You’ve got a friend: Does peer testimonial increase LARC uptake in adolescents more than provider counseling?
Contraception
Awarded 2013
Complex Family Planning Fellowship Research
Juliana Melo, MD, MSc
University of Colorado
$70,000

Background:  Adolescents and young adults have the highest rates of unintended pregnancy in the US.  Long-acting reversible contraceptive (LARC) methods are highly effective and are recommended as first line birth control methods for all women.  Less than 5% of adolescents who use birth control use LARC methods.  In our clinical setting, having a high pre-visit acceptability for LARC as measured by the question “On a scale from 0 to 10, how much do you like the idea of using (*contraceptive method) for yourself?” was highly predictive of LARC initiation.  Having a friend who used a LARC method and liked it was the biggest predictor of high pre-visit LARC acceptability.  Young women with mid-range acceptability or no prior knowledge of LARC have an approximately 45% LARC uptake, suggesting some provider influence at the clinical encounter.  
Objective:  The objective of this study was to compare same day LARC initiation among young women without high pre-visit LARC acceptability who view an informational video featuring peer models to similar women who view a similar video featuring a physician.

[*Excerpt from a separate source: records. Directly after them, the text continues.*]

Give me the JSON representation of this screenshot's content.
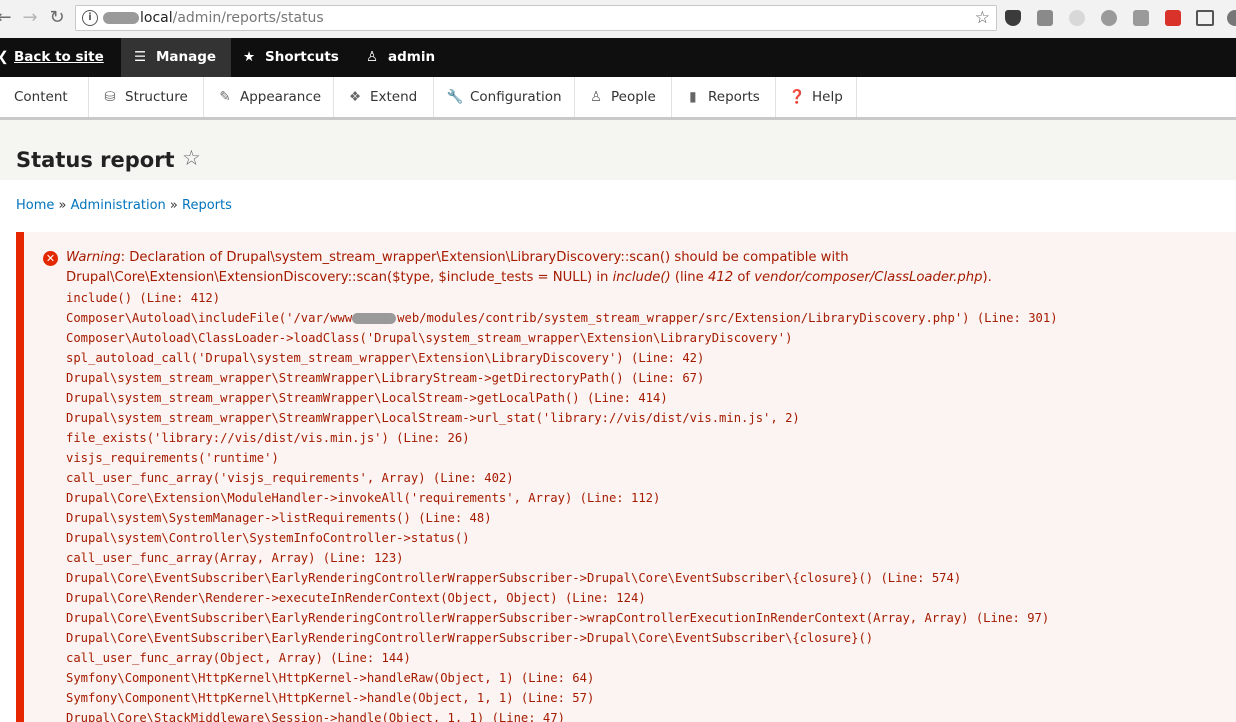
{
  "browser": {
    "url_host_suffix": "local",
    "url_path": "/admin/reports/status"
  },
  "toolbar": {
    "back": "Back to site",
    "manage": "Manage",
    "shortcuts": "Shortcuts",
    "user": "admin"
  },
  "tray": {
    "content": "Content",
    "structure": "Structure",
    "appearance": "Appearance",
    "extend": "Extend",
    "configuration": "Configuration",
    "people": "People",
    "reports": "Reports",
    "help": "Help"
  },
  "page": {
    "title": "Status report"
  },
  "breadcrumb": {
    "home": "Home",
    "sep": "»",
    "administration": "Administration",
    "reports": "Reports"
  },
  "error": {
    "label": "Warning",
    "message_1": ": Declaration of Drupal\\system_stream_wrapper\\Extension\\LibraryDiscovery::scan() should be compatible with Drupal\\Core\\Extension\\ExtensionDiscovery::scan($type, $include_tests = NULL) in ",
    "func": "include()",
    "line_pre": " (line ",
    "line": "412",
    "of": " of ",
    "file": "vendor/composer/ClassLoader.php",
    "end": ").",
    "trace_1": "include() (Line: 412)",
    "trace_2a": "Composer\\Autoload\\includeFile('/var/www",
    "trace_2b": "web/modules/contrib/system_stream_wrapper/src/Extension/LibraryDiscovery.php') (Line: 301)",
    "trace": [
      "Composer\\Autoload\\ClassLoader->loadClass('Drupal\\system_stream_wrapper\\Extension\\LibraryDiscovery')",
      "spl_autoload_call('Drupal\\system_stream_wrapper\\Extension\\LibraryDiscovery') (Line: 42)",
      "Drupal\\system_stream_wrapper\\StreamWrapper\\LibraryStream->getDirectoryPath() (Line: 67)",
      "Drupal\\system_stream_wrapper\\StreamWrapper\\LocalStream->getLocalPath() (Line: 414)",
      "Drupal\\system_stream_wrapper\\StreamWrapper\\LocalStream->url_stat('library://vis/dist/vis.min.js', 2)",
      "file_exists('library://vis/dist/vis.min.js') (Line: 26)",
      "visjs_requirements('runtime')",
      "call_user_func_array('visjs_requirements', Array) (Line: 402)",
      "Drupal\\Core\\Extension\\ModuleHandler->invokeAll('requirements', Array) (Line: 112)",
      "Drupal\\system\\SystemManager->listRequirements() (Line: 48)",
      "Drupal\\system\\Controller\\SystemInfoController->status()",
      "call_user_func_array(Array, Array) (Line: 123)",
      "Drupal\\Core\\EventSubscriber\\EarlyRenderingControllerWrapperSubscriber->Drupal\\Core\\EventSubscriber\\{closure}() (Line: 574)",
      "Drupal\\Core\\Render\\Renderer->executeInRenderContext(Object, Object) (Line: 124)",
      "Drupal\\Core\\EventSubscriber\\EarlyRenderingControllerWrapperSubscriber->wrapControllerExecutionInRenderContext(Array, Array) (Line: 97)",
      "Drupal\\Core\\EventSubscriber\\EarlyRenderingControllerWrapperSubscriber->Drupal\\Core\\EventSubscriber\\{closure}()",
      "call_user_func_array(Object, Array) (Line: 144)",
      "Symfony\\Component\\HttpKernel\\HttpKernel->handleRaw(Object, 1) (Line: 64)",
      "Symfony\\Component\\HttpKernel\\HttpKernel->handle(Object, 1, 1) (Line: 57)",
      "Drupal\\Core\\StackMiddleware\\Session->handle(Object, 1, 1) (Line: 47)"
    ]
  }
}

Methods:  This study was a randomized controlled trial of the two video interventions with same day LARC uptake as the primary outcome.  Women ages 14-24 presenting to our adolescent-focused Title X clinic for contraceptive initiation were screened for LARC pre-visit acceptability.  Those who had never heard of IUDs or subdermal implants, and/or did not have high pre-visit acceptability for either method were randomized to view one of two 2.5 minute videos.   The informational content in each video was similar, and was based on a qualitative study of contraceptive initiators from this clinic.  In one video, the information was delivered by two adolescents and in the other by a physician.  Clinicians were blinded to study allocation.  Participants completed pre-visit surveys which determined study eligibility and collected demographic, reproductive, and knowledge/attitudes/beliefs data, and post visit surveys which measured the methods initiated and the confidence in that choice. 
Results:  981 women were screened for the study and 193 (19.7%) met eligibility criteria.  181 participants were randomized (95 to MD video and 86 to teen video) and 12 declined further participation.  There were no significant differences between either intervention group with respect to age, race/ethnicity, gravidity, and parity.  Same-day LARC initiation was not significantly different between the two groups (MD video: 43.2% vs. teen video: 40.7%, p=0.74) or when compared to the historical control group of 2012 (control: 45%, p=0.76). 
Conclusions:  LARC uptake is associated with high pre-visit acceptability, which is highly predicted by having a friend who uses and likes LARC.  Among women presenting to this title X family planning clinic who did not already have a strong preference for LARC, a pre-visit video intervention did not result in higher LARC uptake.